В этом хриплом спросонья голосе Светлову почудился немецкий акцент. Его легко возбудимое воображение, щедрое и податливое, бешено заработало. Прорвались? Рассыпались по городу! Идут уличные бои! Захватили «Асторию»!
Он быстро подпоясался и расстегнул кобуру.
В это время раздался нетерпеливый и, как показалось Мише, повелительный стук в дверь.
И когда в овальном матовом стекле вверху двери смутно обозначились неясные очертания чьей-то головы, Светлов уже не сомневался: немцы!
И он решил дорого продать свою жизнь.
Он не станет ждать, пока они вломятся в комнату. Еще один стук в дверь, и он будет стрелять в эту фашистскую башку, отвратительно темнеющую за стеклом.
Нет, надо как следует представить себе эту картину.
Стало быть, по ту сторону двери – в представлении Светлова – орава фашистских убийц, отборные эсэсовцы, может быть, сам фельдмаршал Риттер фон Лееб, явившийся в «Асторию» отпраздновать обещанный офицерский банкет победы.
По эту сторону – худенький Миша Светлов с наганом в вытянутой (и слегка дрожащей) руке и с решительно сжатыми губами.
Конечно, это смешно, принимая во внимание, что в коридоре стоял не фельдмаршал Риттер фон Лееб и не полицейская дивизия СС, а всего только я. (Я шел завтракать в наш буфетик на Невском и постучался к Мише, чтобы взять его с собой.) Подождав немного и не услышав ответа, я поднял руку, чтобы постучать вторично, но передумал – пускай поспит еще – и опустил руку, не подозревая, что этим движением я спас свою жизнь.
Да, это смешно. Но это и трогательно, учитывая несоизмеримость противостоящих друг другу сил, когда Светлов решил, выступить один против двадцати двух пехотных, моторизованных и танковых дивизий.
В этом его решении было что-то рыцарское, была та «высокая честь», о которой он писал в бессмертной «Гренаде» и которая всегда лежала в основе его натуры и в критические моменты вспыхивала со взрывчатой силой.

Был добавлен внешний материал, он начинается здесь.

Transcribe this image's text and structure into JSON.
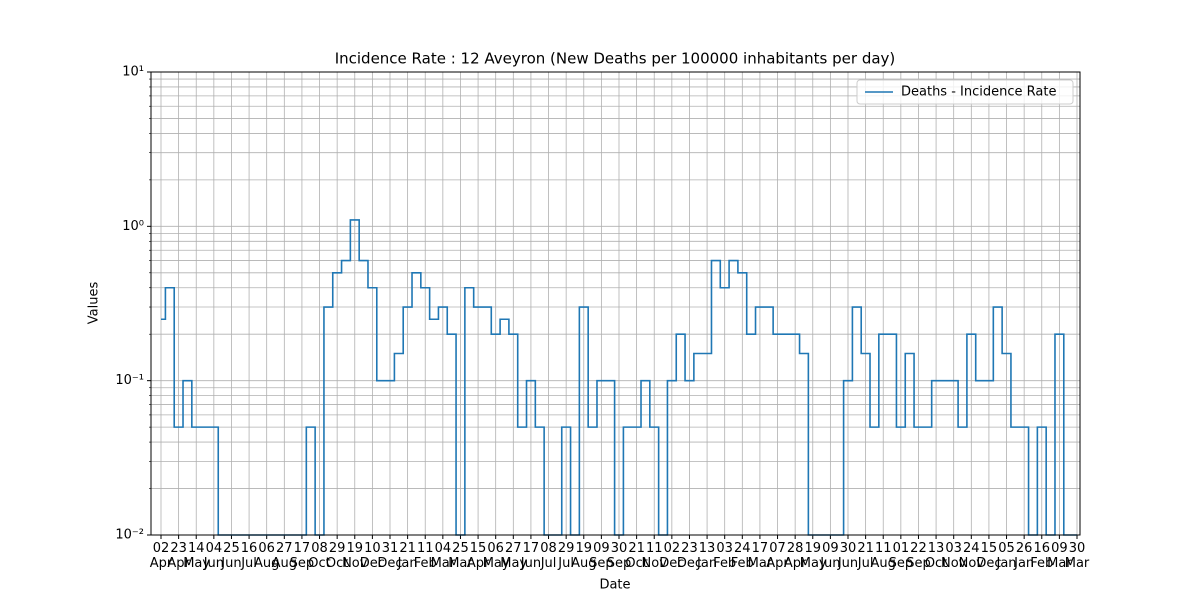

Так он стоял, широко расставив ноги, слегка наклонив торс и простерев руку, в позе солдата, изготовившегося стрелять, стоял минуту, три, пять – воплощение мужества и героизма. Постепенно рука стала замлевать, невыносимо зазудило где-то между лопатками (он даже позволил себе на мгновенье почесать спину наганом), в ногах забегали мурашки, и страшно захотелось есть, даже в животе забурчало. Тем временем снизу, со двора, донеслись, как каждое утро, мирные звуки пилки и колки дров. Где-то звучно выбивали ковер. Кто-то в коридоре совершенно обыденным голосом клянчил у уборщицы горячей воды для бритья.
Миша как безумный ринулся на Невский, в буфет. Он был потрясен, но старался, как всегда, прикрыть это шуткой. После объяснения, полного крепких речений и хохота, между нами произошел такой обмен репликами:
Он: Да, старик, все-таки Дантеса из меня не получилось.
Я: Не расстраивайся, Миша, ведь, между нами говоря, и я далеко не Пушкин.
Он тут же выдал мне двадцать копеек за эту репризу.
Прилетев в Москву и встретив мою жену, он сказал ей:
– Знаешь, старуха, я чуть не сделал тебя вдовой.
Всю жизнь он любил рассказывать об этом ленинградском происшествии. В последний раз мы со Светловым вспоминали об этом незадолго до его конца, уточняли обстановку, фантазировали на тему: «что было бы, если бы…» При этом выяснилась одна новая подробность.
Я спросил:
– Что было бы, когда ты узнал бы, что ты убил меня?
Миша изумленно посмотрел на меня:
– Я не узнал бы.
– Почему?
– Потому что следующую пулю я собирался пустить в себя. Неужели ты думаешь, что я дался бы им в руки живым!
Сказано это было в свойственной Светлову манере – мягкой и непреклонной.